2. Get low-cost admission to museums.
General admission can cost a lot at some museums. People need not let their wallets inhibit their love for art or history, though. "A lot of museums under their charter either with the city, state or county are required to provide a free day of access for the public, or at least a discounted day," says Steve Economides.
Museums may also offer discounted or free admission for residents or members of certain organizations on certain days during the month, says Fatima Mehdikarimi, founder of the shopping guide and coupon site, ShoppingQueen.com.
Tip: Annette Economides suggests people check the museum's Web site to find out when the discounted and free days happen. Some museums, such as the Smithsonian in Washington, D.C., don't charge for admission.
3. Volunteer at concerts, games and performances.
Volunteer to usher or help at shows and sporting events and you can sometimes catch a free viewing. Some organizers won't let you watch while you work, but may give you a pass to come back for free at a later date, or let you watch the program if you've signed up for preshow or postshow shifts, says Mehdikarimi.
Tip: Mehdikarimi advises calling the organizer two months in advance of the event you want to see so that you can get more choices in terms of your shift and duty.
4. Tour factories and local businesses.
Another frugal adventure involves touring nearby factories and businesses with your family. "Depending on where you live, there's usually some kind of industry in your area where you can tour a factory," says Annette Economides.

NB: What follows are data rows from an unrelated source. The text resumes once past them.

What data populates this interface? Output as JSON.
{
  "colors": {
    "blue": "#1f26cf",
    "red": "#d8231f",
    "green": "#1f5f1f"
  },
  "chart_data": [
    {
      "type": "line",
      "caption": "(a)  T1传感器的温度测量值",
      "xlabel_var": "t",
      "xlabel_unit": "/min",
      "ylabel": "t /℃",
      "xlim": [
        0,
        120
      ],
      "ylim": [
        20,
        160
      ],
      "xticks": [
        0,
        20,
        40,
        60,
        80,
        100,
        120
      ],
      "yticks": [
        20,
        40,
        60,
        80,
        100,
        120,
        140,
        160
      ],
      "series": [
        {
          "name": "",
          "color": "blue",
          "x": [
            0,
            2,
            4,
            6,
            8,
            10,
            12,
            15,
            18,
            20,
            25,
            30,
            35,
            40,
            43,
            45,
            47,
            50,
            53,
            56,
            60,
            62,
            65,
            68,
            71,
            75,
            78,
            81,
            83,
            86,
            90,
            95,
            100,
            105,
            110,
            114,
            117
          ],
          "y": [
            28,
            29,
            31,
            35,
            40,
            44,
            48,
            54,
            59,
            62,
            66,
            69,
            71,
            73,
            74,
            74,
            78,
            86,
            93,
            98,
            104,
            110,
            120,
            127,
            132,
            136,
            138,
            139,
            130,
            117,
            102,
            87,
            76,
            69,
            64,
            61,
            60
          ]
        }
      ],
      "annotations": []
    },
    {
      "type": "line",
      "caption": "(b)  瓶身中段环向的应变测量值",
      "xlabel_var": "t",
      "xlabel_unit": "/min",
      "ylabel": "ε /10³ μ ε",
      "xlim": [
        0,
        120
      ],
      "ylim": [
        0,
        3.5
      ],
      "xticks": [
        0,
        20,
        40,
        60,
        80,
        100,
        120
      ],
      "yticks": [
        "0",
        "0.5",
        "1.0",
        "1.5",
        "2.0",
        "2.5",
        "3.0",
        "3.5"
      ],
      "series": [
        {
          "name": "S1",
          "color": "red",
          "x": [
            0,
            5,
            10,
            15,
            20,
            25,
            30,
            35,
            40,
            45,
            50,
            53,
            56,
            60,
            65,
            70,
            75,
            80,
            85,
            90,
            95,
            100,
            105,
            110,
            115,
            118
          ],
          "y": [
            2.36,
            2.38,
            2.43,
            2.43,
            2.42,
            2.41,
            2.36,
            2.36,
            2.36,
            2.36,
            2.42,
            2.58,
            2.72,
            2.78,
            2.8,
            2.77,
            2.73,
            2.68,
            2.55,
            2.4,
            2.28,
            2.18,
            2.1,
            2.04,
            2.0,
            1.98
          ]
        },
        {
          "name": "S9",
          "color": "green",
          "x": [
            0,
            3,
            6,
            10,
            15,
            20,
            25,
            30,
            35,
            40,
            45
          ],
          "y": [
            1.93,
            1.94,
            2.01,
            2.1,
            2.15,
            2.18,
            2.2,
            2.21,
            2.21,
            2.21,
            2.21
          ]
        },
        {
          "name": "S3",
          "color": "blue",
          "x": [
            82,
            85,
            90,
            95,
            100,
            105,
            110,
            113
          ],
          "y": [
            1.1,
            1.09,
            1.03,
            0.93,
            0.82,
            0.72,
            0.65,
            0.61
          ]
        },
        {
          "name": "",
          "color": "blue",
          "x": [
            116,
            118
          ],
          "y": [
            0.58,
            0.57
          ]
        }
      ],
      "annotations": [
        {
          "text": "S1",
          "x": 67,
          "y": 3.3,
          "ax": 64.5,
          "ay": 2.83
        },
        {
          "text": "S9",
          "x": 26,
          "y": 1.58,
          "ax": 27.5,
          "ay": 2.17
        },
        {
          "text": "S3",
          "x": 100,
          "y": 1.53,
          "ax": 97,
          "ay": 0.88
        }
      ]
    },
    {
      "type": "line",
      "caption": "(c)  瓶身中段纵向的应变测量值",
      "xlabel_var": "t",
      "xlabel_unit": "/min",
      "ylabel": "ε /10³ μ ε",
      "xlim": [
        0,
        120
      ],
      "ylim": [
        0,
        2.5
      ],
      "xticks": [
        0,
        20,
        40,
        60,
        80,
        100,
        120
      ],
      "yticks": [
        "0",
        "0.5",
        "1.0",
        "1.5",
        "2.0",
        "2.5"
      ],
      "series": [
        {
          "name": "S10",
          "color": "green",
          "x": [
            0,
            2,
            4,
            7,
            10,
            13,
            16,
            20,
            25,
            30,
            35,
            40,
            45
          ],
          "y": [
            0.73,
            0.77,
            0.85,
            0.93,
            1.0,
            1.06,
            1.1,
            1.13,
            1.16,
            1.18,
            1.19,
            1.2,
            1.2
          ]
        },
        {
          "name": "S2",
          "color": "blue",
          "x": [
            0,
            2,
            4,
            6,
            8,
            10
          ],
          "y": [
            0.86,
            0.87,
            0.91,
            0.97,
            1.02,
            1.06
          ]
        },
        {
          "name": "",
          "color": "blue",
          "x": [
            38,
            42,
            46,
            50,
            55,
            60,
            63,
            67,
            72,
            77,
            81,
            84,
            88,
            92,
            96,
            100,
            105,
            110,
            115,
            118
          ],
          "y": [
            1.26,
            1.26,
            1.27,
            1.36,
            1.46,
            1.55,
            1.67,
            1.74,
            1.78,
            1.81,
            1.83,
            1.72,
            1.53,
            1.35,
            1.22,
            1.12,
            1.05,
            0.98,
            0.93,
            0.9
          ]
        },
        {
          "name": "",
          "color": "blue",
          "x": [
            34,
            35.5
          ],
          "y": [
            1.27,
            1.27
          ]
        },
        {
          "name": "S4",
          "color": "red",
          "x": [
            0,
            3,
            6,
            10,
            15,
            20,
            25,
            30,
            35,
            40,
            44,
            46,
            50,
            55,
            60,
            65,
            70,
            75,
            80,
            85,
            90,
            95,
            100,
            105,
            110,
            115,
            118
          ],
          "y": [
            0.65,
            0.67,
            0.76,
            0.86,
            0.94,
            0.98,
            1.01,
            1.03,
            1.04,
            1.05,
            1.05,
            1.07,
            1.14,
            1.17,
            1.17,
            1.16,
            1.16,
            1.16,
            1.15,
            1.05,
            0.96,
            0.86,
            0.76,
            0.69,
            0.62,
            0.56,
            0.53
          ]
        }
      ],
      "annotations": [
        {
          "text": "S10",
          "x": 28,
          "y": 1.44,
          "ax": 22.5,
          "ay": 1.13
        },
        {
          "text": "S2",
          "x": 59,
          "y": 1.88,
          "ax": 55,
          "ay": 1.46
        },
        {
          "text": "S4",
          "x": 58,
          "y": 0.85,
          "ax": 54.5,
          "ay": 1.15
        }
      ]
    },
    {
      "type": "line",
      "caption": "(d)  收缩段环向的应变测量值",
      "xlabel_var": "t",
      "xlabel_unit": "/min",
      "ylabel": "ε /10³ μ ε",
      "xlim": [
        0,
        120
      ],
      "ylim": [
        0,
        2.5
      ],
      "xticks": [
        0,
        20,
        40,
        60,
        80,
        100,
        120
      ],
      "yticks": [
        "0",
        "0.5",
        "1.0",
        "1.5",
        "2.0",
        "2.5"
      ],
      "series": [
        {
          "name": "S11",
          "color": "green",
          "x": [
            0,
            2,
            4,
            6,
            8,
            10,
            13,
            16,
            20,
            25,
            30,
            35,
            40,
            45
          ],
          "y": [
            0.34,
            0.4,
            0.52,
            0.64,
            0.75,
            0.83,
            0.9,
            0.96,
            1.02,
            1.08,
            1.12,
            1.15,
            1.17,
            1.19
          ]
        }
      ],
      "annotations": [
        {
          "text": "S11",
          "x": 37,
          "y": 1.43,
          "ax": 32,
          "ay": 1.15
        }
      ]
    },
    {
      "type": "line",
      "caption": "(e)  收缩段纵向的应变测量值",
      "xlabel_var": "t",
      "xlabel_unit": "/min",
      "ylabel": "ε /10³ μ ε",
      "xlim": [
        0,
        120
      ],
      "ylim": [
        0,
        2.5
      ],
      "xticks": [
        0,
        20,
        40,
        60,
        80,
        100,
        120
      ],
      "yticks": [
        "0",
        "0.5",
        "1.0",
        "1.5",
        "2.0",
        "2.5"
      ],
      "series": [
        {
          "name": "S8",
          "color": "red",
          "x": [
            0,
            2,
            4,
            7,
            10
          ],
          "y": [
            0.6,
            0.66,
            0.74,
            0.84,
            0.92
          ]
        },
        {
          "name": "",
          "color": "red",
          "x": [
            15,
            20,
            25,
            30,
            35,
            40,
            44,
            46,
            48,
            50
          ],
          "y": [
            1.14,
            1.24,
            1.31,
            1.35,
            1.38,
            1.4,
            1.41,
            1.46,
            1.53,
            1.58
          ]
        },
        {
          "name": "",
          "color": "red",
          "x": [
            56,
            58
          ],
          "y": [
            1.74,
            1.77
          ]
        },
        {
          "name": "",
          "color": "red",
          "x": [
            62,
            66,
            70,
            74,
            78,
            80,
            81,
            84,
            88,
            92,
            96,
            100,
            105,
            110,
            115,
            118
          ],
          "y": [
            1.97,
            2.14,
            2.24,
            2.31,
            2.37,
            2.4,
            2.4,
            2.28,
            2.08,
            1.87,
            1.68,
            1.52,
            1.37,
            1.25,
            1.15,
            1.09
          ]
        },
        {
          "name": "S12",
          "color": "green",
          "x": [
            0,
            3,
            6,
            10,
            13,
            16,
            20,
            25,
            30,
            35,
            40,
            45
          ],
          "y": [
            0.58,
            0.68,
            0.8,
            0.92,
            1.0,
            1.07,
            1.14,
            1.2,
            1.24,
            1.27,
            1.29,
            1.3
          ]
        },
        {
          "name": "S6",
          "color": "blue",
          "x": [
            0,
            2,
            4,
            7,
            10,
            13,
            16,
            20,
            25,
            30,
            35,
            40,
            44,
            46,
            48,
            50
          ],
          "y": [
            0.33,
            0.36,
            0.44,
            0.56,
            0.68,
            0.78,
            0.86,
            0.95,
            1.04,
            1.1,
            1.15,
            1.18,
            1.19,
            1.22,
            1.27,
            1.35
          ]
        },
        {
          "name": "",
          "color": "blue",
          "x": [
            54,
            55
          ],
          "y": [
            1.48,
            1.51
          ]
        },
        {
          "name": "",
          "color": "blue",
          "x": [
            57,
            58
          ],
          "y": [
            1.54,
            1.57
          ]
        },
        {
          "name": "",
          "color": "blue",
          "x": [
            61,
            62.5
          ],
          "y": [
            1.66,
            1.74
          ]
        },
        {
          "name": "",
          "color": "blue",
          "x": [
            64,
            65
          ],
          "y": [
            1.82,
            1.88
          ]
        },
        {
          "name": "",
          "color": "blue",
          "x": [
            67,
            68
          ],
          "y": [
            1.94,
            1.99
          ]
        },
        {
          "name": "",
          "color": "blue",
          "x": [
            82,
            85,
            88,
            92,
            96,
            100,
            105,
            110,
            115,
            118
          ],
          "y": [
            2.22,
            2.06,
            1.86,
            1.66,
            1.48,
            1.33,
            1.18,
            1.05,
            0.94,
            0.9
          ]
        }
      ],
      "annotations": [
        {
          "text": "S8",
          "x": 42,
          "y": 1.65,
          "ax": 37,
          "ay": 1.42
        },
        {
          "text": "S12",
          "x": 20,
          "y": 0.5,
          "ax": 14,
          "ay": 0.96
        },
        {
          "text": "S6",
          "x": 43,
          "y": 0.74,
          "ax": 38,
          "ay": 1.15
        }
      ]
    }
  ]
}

Some places may charge nothing for entry, while others may charge a nominal fee.
If the company requires a certain size group to take a tour, invite a couple of your friends' families along to meet the requirements.
Tip: The Economides suggest looking in the Yellow Pages under "manufacturing" to see if there are any factories in your area.
If factories don't dazzle your children, consider their interests and research applicable businesses. In their book, "America's Cheapest Family," the Economides' suggest other possible destinations, such as airplane hangars, dairy farms, courthouses and radio stations.
5. Visit pick-your-own farms.
Grab your kids and head to these farms that allow you to pick your own fresh fruit and vegetables and buy them in bulk at low prices. Some farms will have corn mazes, hayrides, face painting and other family-friendly activities.
Tip: Find a pick-your-own farm using a site such as PickYourOwn.org or simply do an Internet search for nearby "U-pick" farms.